Personally, I’ll go with the latter.
One of my former conservative radio co-hosts would routinely pound his fist on the studio table while lamenting that if only the government were a little more light-fingered, his business would be happy to hire another employee! But despite his vociferous protests, putting more money in a business owner’s pocket never translates into hiring more staff.
Never! This ain’t the Congo! If there’s nothing for your new employee to do, then there’s no point in hiring them. Unless demand has increased, taking the tax burden off a business only means more money in the boss’s bank account.
So when Ms. Clinton explained her “corporations don’t create jobs” comment by adding, “…trickle down should be consigned to the trash bin of history. More tax cuts for the top and for companies that ship jobs overseas while taxpayers and voters are stuck paying the freight just doesn’t add up,” she was dead on.
And the fact that conservatives immediately proceeded to shrieking and howling as if another cable channel just picked up Here Comes Honey Boo Boo, doesn’t make her statement any less true.
What utterly baffles me is how the one percenters have so completely conned our generally poorer conservative compatriots into buying their line of blatantly bogus bleep.

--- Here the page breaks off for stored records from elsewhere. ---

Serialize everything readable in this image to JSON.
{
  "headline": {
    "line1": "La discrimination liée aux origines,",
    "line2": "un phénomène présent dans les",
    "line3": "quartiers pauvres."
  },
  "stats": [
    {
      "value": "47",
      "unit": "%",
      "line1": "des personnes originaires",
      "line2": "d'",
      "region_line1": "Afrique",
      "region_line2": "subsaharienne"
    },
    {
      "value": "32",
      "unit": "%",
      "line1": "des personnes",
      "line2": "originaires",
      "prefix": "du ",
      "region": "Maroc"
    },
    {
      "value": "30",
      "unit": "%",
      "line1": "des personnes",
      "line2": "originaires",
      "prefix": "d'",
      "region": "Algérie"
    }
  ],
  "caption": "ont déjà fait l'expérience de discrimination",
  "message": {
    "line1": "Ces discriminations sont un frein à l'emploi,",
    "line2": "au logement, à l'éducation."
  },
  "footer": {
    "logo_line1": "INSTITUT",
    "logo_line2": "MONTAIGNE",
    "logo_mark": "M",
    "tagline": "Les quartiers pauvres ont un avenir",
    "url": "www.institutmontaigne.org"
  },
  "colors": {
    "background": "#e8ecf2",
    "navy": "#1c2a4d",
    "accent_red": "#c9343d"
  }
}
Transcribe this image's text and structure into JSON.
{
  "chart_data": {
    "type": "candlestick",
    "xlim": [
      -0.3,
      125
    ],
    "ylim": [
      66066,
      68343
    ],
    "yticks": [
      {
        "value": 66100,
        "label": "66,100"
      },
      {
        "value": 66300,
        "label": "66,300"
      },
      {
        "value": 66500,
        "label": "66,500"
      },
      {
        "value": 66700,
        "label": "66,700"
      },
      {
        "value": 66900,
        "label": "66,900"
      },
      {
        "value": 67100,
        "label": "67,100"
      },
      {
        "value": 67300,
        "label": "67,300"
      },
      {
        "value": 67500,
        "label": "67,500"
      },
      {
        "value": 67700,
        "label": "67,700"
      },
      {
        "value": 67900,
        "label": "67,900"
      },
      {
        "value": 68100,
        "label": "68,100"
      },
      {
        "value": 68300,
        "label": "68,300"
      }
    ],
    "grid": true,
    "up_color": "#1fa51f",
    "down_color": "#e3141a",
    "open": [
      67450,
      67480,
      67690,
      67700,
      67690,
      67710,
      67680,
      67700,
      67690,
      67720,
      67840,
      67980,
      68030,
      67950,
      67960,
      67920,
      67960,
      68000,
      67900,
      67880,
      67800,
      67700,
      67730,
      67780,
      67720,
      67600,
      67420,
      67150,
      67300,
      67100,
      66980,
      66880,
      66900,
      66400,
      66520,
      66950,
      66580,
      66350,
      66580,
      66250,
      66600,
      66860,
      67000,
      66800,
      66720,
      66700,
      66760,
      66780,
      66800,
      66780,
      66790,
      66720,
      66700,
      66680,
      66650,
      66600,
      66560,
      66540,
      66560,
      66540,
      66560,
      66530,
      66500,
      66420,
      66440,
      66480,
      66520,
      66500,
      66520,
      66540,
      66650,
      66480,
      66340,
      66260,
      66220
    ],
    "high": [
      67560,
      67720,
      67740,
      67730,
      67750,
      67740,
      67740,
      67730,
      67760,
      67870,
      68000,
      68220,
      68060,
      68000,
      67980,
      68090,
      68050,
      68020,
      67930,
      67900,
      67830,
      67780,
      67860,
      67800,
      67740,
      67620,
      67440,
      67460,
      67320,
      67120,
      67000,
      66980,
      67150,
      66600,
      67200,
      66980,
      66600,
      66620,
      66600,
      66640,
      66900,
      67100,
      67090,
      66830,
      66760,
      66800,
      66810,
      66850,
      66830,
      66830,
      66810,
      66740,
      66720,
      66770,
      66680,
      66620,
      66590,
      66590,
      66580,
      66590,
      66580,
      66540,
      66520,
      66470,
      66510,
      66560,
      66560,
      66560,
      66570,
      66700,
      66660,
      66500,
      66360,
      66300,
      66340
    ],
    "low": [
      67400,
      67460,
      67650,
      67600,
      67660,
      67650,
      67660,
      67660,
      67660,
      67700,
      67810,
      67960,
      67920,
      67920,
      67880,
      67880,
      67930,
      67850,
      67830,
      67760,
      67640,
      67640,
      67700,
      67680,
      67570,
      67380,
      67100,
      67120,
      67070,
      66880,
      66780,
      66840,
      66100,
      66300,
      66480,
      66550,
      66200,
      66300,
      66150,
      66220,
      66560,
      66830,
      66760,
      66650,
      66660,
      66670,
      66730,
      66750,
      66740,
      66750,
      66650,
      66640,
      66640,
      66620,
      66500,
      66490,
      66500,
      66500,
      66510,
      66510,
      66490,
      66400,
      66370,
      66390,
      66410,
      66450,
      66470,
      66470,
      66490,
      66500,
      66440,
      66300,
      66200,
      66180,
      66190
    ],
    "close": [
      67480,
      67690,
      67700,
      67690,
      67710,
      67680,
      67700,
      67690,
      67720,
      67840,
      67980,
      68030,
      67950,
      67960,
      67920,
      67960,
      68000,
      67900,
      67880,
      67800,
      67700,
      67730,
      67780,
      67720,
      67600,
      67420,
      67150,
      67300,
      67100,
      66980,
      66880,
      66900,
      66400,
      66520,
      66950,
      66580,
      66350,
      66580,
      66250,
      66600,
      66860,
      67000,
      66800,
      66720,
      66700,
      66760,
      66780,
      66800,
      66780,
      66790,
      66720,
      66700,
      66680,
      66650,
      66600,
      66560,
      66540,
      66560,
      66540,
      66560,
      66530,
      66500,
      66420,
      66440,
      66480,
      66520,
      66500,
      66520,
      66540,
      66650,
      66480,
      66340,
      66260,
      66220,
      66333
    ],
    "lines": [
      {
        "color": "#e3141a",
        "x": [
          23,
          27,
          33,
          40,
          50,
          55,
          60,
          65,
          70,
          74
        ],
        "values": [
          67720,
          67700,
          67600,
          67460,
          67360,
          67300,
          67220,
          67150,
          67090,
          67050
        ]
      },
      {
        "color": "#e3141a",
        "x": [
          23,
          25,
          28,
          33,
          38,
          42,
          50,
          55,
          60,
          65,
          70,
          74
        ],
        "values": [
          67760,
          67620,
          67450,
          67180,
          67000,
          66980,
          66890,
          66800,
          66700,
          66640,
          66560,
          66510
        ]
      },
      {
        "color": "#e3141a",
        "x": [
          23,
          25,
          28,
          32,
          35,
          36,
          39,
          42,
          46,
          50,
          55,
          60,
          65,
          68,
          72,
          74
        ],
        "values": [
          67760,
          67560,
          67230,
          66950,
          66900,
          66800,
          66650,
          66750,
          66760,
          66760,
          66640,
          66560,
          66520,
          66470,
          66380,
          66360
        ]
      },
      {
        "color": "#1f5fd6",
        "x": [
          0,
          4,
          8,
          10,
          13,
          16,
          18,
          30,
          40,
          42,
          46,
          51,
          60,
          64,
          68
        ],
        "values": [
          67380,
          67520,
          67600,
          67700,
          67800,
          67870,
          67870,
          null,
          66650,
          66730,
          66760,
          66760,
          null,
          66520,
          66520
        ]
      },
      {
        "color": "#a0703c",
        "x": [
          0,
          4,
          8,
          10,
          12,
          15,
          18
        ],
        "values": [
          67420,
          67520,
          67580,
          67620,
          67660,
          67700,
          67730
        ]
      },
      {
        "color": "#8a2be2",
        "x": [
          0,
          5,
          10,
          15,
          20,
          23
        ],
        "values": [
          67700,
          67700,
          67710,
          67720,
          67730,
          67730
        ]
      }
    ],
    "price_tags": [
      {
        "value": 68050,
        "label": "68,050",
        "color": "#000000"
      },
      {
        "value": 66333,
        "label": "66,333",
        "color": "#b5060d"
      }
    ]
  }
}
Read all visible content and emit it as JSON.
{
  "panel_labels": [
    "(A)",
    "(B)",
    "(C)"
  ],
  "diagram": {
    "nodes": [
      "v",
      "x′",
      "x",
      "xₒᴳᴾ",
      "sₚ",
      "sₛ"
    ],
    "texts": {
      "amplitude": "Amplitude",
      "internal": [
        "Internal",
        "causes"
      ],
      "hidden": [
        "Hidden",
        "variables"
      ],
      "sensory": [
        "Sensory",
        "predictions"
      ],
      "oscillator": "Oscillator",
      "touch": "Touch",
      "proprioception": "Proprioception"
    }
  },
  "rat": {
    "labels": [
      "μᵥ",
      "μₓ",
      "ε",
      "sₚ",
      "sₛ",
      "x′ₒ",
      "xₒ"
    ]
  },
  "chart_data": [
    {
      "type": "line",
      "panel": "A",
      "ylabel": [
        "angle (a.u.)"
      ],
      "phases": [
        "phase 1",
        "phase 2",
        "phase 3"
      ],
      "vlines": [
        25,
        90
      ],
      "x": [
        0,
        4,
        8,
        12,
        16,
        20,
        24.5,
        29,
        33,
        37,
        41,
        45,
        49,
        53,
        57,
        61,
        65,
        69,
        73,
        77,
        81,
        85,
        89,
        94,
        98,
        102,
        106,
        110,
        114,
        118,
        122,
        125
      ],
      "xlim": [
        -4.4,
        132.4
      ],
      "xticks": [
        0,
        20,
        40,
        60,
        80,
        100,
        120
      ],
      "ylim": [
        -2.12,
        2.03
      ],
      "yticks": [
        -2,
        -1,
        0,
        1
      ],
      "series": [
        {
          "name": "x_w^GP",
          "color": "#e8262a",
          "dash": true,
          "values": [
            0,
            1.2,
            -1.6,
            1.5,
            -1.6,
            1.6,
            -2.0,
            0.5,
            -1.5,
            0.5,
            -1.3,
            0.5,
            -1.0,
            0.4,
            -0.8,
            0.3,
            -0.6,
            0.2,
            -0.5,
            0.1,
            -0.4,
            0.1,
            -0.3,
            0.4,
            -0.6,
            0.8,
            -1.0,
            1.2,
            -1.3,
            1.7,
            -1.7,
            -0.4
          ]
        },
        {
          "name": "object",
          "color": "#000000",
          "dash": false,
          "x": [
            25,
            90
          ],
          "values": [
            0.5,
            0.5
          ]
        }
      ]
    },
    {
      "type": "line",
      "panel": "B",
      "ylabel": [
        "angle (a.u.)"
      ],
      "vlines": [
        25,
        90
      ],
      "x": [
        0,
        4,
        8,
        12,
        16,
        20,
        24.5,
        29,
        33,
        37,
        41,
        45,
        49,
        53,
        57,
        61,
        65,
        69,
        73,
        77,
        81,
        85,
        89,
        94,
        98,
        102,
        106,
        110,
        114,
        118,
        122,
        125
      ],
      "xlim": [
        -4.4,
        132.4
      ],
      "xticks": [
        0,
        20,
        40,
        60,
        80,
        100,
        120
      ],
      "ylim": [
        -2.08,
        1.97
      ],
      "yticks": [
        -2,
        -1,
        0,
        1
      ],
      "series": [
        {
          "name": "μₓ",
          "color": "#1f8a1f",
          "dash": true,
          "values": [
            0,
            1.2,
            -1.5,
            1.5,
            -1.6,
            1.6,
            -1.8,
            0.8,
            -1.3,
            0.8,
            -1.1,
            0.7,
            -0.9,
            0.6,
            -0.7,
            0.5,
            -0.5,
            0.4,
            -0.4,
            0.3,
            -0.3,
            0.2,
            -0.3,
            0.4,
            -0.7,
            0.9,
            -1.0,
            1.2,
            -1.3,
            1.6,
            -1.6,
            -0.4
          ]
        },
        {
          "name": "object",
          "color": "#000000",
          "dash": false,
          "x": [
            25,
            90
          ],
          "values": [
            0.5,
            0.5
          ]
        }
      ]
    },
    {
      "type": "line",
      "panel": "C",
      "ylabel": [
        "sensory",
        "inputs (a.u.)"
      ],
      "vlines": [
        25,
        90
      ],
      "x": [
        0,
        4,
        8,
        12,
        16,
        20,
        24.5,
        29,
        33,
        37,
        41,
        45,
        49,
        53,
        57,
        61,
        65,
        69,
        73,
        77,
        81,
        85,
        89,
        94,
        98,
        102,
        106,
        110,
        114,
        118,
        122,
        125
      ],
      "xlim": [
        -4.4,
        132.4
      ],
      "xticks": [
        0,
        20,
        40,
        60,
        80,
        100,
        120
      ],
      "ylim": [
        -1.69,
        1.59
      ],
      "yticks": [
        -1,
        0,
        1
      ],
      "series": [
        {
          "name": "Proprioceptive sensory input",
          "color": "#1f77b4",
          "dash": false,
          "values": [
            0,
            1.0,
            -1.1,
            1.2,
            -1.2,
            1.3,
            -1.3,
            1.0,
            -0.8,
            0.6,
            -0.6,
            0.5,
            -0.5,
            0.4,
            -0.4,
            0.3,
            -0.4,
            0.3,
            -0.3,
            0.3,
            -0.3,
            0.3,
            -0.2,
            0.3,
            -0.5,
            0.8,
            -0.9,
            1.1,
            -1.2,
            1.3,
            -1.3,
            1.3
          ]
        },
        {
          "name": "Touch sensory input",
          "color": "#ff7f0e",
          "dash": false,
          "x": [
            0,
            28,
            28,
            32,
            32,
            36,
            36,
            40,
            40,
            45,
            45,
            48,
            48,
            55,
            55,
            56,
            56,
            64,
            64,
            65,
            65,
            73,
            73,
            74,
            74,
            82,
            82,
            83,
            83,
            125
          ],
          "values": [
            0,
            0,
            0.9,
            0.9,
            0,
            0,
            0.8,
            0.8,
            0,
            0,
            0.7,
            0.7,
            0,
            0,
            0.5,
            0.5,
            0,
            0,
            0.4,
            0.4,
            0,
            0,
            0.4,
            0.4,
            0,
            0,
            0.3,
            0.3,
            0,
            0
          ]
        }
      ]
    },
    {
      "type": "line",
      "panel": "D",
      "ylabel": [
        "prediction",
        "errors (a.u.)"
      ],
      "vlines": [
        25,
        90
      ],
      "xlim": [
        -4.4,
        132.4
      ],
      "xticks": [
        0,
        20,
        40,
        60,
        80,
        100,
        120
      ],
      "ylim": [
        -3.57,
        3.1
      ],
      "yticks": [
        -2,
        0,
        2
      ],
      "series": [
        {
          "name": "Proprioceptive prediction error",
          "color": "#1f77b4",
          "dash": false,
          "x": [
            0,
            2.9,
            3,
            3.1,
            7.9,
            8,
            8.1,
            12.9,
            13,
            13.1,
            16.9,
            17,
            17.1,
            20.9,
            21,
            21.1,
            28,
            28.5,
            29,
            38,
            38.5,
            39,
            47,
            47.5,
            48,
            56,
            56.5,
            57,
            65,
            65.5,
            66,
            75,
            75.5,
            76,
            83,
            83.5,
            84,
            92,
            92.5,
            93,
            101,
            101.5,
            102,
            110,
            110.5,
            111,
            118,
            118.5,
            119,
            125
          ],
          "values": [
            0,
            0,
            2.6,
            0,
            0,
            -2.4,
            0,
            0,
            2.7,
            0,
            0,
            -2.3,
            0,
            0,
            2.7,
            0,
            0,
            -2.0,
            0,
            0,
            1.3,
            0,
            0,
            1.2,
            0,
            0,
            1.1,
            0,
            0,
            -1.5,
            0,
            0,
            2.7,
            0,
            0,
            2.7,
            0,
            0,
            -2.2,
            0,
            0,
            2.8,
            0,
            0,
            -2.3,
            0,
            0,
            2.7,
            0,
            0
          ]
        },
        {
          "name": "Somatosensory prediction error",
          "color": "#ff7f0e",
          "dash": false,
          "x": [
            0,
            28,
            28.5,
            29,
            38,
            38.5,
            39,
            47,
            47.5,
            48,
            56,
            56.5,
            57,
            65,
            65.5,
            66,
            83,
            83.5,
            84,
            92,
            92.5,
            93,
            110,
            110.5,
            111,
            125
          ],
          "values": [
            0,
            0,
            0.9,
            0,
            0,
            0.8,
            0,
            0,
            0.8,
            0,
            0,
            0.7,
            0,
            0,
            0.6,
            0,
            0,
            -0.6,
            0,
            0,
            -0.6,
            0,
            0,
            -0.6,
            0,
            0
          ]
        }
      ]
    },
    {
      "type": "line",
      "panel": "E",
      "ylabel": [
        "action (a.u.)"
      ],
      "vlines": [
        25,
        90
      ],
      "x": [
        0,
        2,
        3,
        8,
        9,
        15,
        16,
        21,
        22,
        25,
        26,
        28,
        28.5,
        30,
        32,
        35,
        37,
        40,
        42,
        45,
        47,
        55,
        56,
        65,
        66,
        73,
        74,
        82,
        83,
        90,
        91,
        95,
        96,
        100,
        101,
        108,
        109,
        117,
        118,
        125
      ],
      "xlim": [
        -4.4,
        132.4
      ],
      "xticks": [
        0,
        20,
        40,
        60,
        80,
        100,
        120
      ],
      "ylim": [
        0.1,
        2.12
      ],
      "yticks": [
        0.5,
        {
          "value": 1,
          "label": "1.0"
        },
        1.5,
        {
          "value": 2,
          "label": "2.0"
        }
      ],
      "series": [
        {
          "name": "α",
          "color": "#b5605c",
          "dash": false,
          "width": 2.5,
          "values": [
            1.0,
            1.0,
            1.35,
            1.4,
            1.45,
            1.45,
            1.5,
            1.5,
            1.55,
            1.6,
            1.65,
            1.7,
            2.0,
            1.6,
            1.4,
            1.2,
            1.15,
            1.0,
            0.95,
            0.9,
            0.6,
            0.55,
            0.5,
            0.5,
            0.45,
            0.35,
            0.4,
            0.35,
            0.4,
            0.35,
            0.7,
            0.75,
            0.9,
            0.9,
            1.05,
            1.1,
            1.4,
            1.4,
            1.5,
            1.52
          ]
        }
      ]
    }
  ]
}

It’s gotten to the point where they’ll consistently vote against their own best interest by putting more money in their sponsors’ already bulging pockets.
Even though I don’t hold out much hope this dynamic will change anytime soon, at least we can get one thing straight. Whenever a conservative starts talking about “job creators,” remember that they’re actually referring to Communist countries and the expansion of government.
It’s the only way their argument makes sense!

0 thoughts on “Corporations DO NOT create jobs

  1. Neither point of view covers the complexity of business. I think the reality is that supply & demand are interwoven too deeply for these comparisons to call one side more important than the other in driving employment.
    First, consider basic macro-economics. There is a supply / demand curve where the price of goods directly affects demand. A well-run business can offer a lower price, thereby creating more of a demand for an item. At the sweet spot, maximum revenue ensues and revenue pays employee salaries.
    Second, consider the discretionary nature of much of our demand for goods & services. Should a well-run marketing campaign be credited for increased demand of a product? If not, then why are there marketing jobs?
    Third, consider the creation of new goods & services. If a singer creates a popular song, does not the singer create demand by virtue of skill or talent? You cannot credit the work of inventors, engineers, or artists for their work without accepting that the supply of new products & services can create demand.
    Hillary Clinton’s “It takes village” model would work well when it comes to employments. There are many sides to “take credit” for a well functioning economy.

  2. Were those seven Congolese “workers” who did nothing, good union members?
    They need the Fair Employment Practices Commission to intervene to help protect their “jobs.”

  3. Farming creates jobs. If government didn’t provide the biggest welfare program to support farming and agricultural price supports, then there would not be ancillary jobs and goods to make it efficient and productive, let alone attractive. Otherwise, we’d still have plow horses, and small family farms.